Thank you to my sister Susan, for attending the opening of the “All Stitched Up” show in the Collins Library at the University of Puget Sound, on September 14th. Too far for me to travel in this moment, especially as were driving back from the Bay Area at that time!
“To stitch is to join together, to mend, or fasten as with stitches – to sew. To stitch is to bring together fabric, paper, wounds of the body, or cultural divides. Stitching can be an act of healing, hope, practicality, creativity, and revolution. All Stitched Up recognizes and celebrates the work of book artists’ where stitching has become an integral part of the visual design.” — Curators Catherine Alice Michaelis, Jane A. Carlin, and Diana Weymar
Susan took some great pictures, which is critical, as artist books, indeed, any kind of book, is challenging to display, being composed of so many different parts, all of which cannot be seen at the same time. Such is the magic and mystery of this old technology, the book.

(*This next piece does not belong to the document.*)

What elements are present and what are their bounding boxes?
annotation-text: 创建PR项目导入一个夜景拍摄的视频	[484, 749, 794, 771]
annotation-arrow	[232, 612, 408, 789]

Judging from this shelf, the show was themed in different ways, including color and materials.
Hey Susan…thank you! (Great haircut too…)
Susan even took a shot of my page in the catalog. Cool! I ordered the catalog, a great effort put together by Curator Catherine Alice Michaelis. Great way to support the show and celebrate the works it brought together.
Story Time: BedTime Story I
I showed a work titled “BedTime Story I“, featuring, or shall I say employing tiny masks; faces of clay, made by my Mother, the ceramicist Judy Disman.
My Mom had made these tiny faces of clay expressly for me to use in and on my artists’ books, even making tiny holes in them so they could be sewed into and onto the book structures and become integral to them.
The faces were a natural for a piece about “bed”, and made the book into a more literal narrative then I had originally intended. I work fairly abstractly, though still in a loose book format, and the addition of representational elements changed the feeling of the piece. It could then be “read” more literally.
The faces even became interactive, with two of them contemplating each other.
Others became sentinels, gazing benevolently out from their “beds”.
Far from creating an image of sleep, the faces express the experience of being wide awake, perhaps listening to, creating, or becoming a story. A bed time story.
The faces become the actors in the story, played out through the pages of the book. Each viewer will read the story in their own way, and reach their own conclusions about it.
We may wonder what the beings or characters expressed or indicated by the faces are thinking, and if they are having sleepless nights. Perhaps they are worried under their smiling visages. Perhaps they are presenting to us a mask, and there are dreams and roiling emotions, even nightmares, underneath.
Perhaps formal, textural, decorative, haptic or totemic qualities of the work will prevail for some. In any event, BedTime Story I was a pleasure to make.
Again, Mom, thank you for the collaboration, and for creating these tiny pieces for me.
It was great to work with you. Sweet dreams.